Thursday, August 20, 2009

Joy: Mary's World

Mary, among her many domestic chores, takes pride in her Monday laundry. Into her 80s she hung all her laundry outdoors to dry. (At 92 a dryer still doesn't stop her from hanging items beneath the covered back porch.)

For many years the clothesline in the backyard was framed by four iron poles embedded in concrete, the four corners describing a great rectangle. The clothesline reached around the perimeter and also ran in two diagonals to make a central X. Mary hung the sheets in an outer row and propped up the sagging lines with long wooded poles. On inner lines she pinned white shirts with outstretched sleeves, khaki pants that billowed to the wind, along with underwear ordered by respective wearer: Mary's, Clint's, son Clint's, and Ed's--all in a row, upward of 28 pairs, immaculately white from hand rubbing on a ribbed-glass washboard and a Clorox dipping. No hash mark survived her scrupulous scrubbing.

Mary declared time and again, that when the wash was done and the laundry hung on the line by wooden clothespins spaced in tidy order, it was beyond words to express what she felt. She was utterly joyful.

Eventually, when only Mary and Clint were left at home, she continued to experience a Monday morning ecstasy at the sight of Clint's laundry drying on the clothesline.

One February day, when fresh snow glistened and laundry was a-drying, Mary was compelled by an even richer joy. The beauty of the moment swept through her. With a long clothesline pole she drew a huge heart in the snow and inscribed it, "I love you, Clint." For Mary this was a rare display of emotion.

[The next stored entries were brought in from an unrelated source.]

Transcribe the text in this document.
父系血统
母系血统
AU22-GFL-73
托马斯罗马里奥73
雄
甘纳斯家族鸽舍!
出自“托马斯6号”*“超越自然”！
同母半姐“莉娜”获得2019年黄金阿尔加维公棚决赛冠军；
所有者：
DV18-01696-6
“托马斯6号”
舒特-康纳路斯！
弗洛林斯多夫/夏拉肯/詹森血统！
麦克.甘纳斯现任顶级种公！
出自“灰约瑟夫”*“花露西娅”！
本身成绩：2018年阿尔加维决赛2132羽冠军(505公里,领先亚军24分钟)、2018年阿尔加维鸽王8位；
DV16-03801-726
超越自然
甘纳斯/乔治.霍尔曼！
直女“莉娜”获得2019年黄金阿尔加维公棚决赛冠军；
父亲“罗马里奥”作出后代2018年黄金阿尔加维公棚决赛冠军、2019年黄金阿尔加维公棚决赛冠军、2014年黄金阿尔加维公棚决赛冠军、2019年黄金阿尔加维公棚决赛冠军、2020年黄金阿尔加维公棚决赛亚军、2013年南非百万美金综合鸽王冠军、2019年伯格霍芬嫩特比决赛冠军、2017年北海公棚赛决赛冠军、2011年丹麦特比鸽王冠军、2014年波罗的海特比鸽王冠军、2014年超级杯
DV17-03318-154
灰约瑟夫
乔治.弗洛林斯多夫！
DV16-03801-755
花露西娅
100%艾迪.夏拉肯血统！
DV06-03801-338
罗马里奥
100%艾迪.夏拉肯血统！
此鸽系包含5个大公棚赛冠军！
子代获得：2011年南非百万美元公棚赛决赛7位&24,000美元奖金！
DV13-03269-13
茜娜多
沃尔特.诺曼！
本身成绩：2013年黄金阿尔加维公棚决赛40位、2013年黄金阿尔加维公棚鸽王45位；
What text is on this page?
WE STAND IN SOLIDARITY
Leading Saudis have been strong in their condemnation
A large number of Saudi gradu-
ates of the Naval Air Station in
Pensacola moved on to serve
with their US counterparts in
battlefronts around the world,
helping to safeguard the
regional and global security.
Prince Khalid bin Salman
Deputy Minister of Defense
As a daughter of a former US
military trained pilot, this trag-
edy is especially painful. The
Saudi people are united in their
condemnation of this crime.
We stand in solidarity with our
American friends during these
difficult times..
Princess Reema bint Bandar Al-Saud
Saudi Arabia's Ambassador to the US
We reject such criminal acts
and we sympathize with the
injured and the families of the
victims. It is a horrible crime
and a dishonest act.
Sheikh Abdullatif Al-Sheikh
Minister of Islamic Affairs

Later that day, she and a friend shopped for meat at a country butcher near Chadds Ford, PA. While waiting for their order, Betsy Wyeth, wife of famed artist Andrew Wyeth, breezed in, protesting the cold and snow, though she wore a luxurious fur coat. Betsy declared her intention to make beef vegetable soup for Andy. "Tell me girls," she said to Mary and her friend, "tell me how you make your beef vegetable soup."

Mary used the occasion to relate to Betsy Wyeth, how earlier that day the beauty of the snow and the joy of Clint's underwear on the clothesline had stirred her to declare her love with a snowy valentine. "That's so sweet. I'll have to tell Andy," Betsy Wyeth responded. She took away Mary's recipe for hearty vegetable beef soup, too.

Whenever I see a reproduction of Andrew Wyeth's iconic and melancholic "Christina's World,"--in the foreground a paraplegic woman sprawled on an overgrown hillside with a decrepit house on the crest,--I envision "Mary's World."

In "Mary's World" a midlife woman in babushka and car coat inscribes a heart into a winter's cover of snow with a long wooden clothes pole. In the background white boxer shorts billow in the wind.